Получилось так, что в Кингс-Пойнте капитан «Йоа» говорил с эскимосами, предки которых встретили на Аляске капитана «Рюрика». Далеко во времени отстояли друг от друга два капитана, но незримая и прочная нить, протянувшись почти сквозь век, соединяла их судьбы: один был зачинателем, делом возродивший поиск Северо-Западного прохода; второй — свершителем…

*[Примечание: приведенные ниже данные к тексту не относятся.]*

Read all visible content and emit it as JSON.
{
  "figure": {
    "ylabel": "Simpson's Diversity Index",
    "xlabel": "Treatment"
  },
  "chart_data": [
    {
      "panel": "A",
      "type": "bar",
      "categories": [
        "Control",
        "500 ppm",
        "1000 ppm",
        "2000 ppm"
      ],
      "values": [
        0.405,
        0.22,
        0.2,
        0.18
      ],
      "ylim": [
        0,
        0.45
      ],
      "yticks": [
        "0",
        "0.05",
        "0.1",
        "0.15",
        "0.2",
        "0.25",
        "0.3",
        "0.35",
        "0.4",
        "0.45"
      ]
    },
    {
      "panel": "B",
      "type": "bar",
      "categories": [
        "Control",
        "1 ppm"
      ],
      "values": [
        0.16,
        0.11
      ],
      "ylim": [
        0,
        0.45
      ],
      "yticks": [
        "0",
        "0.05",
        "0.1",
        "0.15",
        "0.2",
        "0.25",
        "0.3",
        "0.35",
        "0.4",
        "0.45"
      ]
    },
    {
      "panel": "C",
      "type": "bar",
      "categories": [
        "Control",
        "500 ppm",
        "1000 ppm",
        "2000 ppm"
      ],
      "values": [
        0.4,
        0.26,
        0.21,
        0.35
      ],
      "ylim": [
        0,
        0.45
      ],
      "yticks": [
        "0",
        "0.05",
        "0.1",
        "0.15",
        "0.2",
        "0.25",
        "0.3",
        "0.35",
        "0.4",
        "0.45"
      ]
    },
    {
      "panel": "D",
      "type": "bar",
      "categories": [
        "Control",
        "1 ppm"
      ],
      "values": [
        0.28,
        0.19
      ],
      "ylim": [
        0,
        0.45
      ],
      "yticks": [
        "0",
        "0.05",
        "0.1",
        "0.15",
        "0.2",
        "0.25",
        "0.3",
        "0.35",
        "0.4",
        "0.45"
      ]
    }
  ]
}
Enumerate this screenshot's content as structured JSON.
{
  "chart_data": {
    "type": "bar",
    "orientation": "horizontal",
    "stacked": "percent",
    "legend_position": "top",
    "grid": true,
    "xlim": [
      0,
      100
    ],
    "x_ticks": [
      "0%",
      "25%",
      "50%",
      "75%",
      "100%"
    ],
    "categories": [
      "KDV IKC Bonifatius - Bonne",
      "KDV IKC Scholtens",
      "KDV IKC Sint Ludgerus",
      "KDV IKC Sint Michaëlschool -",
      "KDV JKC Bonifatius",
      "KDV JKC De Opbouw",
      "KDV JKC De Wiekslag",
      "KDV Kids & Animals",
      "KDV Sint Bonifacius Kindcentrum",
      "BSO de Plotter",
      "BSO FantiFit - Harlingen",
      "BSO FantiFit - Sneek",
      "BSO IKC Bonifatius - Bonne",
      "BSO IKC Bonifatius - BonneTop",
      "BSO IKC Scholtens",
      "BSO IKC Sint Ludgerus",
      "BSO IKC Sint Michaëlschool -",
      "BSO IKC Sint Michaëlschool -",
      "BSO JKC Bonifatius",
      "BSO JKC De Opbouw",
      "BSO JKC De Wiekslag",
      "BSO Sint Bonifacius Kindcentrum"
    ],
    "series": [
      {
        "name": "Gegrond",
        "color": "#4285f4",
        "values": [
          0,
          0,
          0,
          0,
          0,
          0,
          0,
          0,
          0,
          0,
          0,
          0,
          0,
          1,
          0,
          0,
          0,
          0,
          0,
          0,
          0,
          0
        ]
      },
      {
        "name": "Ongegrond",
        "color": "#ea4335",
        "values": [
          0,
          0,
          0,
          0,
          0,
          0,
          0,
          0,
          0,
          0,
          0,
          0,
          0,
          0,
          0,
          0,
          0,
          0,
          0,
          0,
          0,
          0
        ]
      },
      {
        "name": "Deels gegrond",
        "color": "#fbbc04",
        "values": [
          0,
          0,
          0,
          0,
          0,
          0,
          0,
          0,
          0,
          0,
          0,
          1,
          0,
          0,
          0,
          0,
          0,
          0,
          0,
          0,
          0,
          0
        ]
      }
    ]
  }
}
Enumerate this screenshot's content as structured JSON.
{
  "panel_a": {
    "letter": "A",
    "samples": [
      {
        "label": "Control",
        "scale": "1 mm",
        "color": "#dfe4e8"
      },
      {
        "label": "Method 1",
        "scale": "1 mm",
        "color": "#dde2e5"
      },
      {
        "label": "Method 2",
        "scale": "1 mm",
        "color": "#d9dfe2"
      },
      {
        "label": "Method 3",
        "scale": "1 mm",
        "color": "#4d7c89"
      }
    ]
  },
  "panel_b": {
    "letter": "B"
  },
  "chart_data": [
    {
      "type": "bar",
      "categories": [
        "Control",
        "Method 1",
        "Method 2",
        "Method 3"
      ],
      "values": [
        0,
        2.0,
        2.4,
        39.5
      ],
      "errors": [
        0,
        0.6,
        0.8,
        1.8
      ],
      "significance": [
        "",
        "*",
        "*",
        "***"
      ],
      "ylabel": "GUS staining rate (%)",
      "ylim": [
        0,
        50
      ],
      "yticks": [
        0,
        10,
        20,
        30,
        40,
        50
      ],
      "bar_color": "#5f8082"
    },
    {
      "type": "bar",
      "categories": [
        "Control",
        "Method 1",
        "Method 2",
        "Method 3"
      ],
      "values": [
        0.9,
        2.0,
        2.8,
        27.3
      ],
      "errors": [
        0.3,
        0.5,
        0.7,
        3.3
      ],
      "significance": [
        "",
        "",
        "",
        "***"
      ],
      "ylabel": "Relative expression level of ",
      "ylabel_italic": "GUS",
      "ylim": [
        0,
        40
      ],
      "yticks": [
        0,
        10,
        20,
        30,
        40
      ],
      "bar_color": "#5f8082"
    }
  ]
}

Зима выдалась суровая. Метель трубила в хриплый рог, выла и плакала, будто где-то рядом с Кингс-Пойнтом шабашили ведьмы. Под метельный гул неугомонный Амундсен окончательно обдумал план, возникший у него при первой беседе со Стеном. Штурман обмолвился тогда, что его шкипер предполагал посуху достичь Сан-Франциско. Амундсен думал не о Сан-Франциско, а о ближайшей телеграфной станции.
Юношеские лыжные тренировки в Нурмаркене, поход с приятелем по горному Хардангеру, когда они едва не погибли, железные мускулы, закаленный организм — все это должно было помочь ему. Телеграфная станция, торопкий стук ключа, посылающего по проводам точки и тире, — они снились Амундсену, шумели в мечтах, как метель в ночи. Тире и точки, оповещающие мир, что «Йоа» успешно проходит Северо-Западный путь, что все они живы и здоровы и что летом девятьсот шестого года плавание будет завершено. Право, для этого стоило пройти сотни километров и одолеть горную цепь.
В одиночестве Амундсен, пожалуй, не рискнул бы. Но, во-первых, был еще шкипер Уильям Могг, а, во-вторых, эскимос Джимми, гапунщик «Бонанца», и его жена Каппа, уроженка берега залива Коцебу, надумали посетить Аляску.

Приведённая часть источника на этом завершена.